Director Jason Reitman (the interesting but ultimately overrated Thank You for Not Smoking) has a great cast to move around a spectacularly set-designed screen, a beneficence that soon forces a too-cute-by-half soundtrack and all that early verbosity into the background. Page (X-Men, Hard Candy) pushes past all those front-loaded lines she has to deliver to a very fresh, fragile, intelligent performance. There’s one moment behind the wheel of a minivan, when Juno has had an upsetting encounter, one that shakes her faith in the decision she made too many months ago, where Page’s emotions are so true that it isn’t her crying that connects, it’s her impossibly trembling cheek. That can’t be faked.
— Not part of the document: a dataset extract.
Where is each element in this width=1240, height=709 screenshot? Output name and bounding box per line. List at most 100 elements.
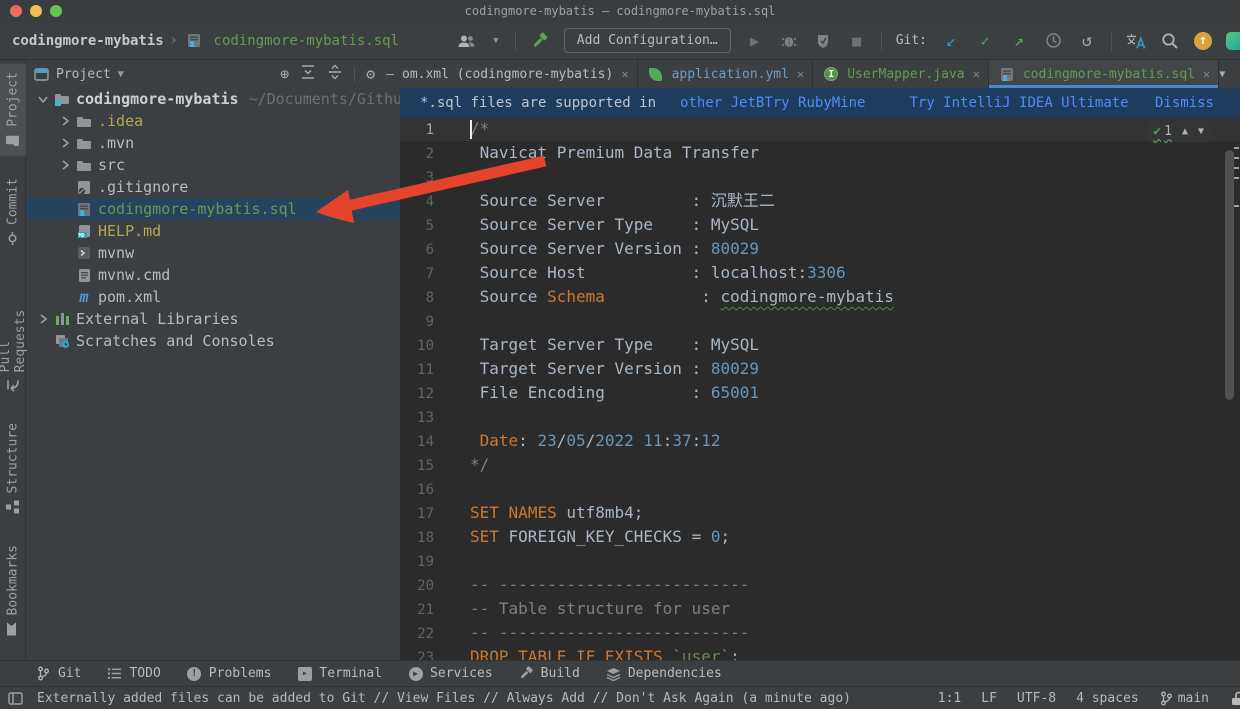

Page is met and more than matched by her fellow players. Mumbling, sweet, real Cera (Superbad) was one of last year’s greatest film finds. The always amazing Janney (The West Wing, The Chumscrubber) is a strange stepmom, a dog-loving nail technician unafraid to take anyone to task, be it “my dumbass stepdaughter” Juno or a rude ultrasound technician. Garner is Juno’s unsung hero, her barren Vanessa a messy mixture of perfectionism and fear and thwarted maternal instinct, while Bateman gives frustrated rocker husband Mark a narcissistic niceness that’s fast becoming his trademark.

It’s the superb Simmons (Spider-Man), though, who delivers the single set of lines that is at the true heart of Juno. When a no-longer cocksure Juno asks if two people can ever really stay together forever, he keeps tinkering with his air-conditioner part on the kitchen table and gives a sweet, sad — and, given all that has come before, refreshingly simple — answer. More so than any witty wisecrack she penned, this father-daughter moment is the real reason Hollywood needs to give Diablo her due.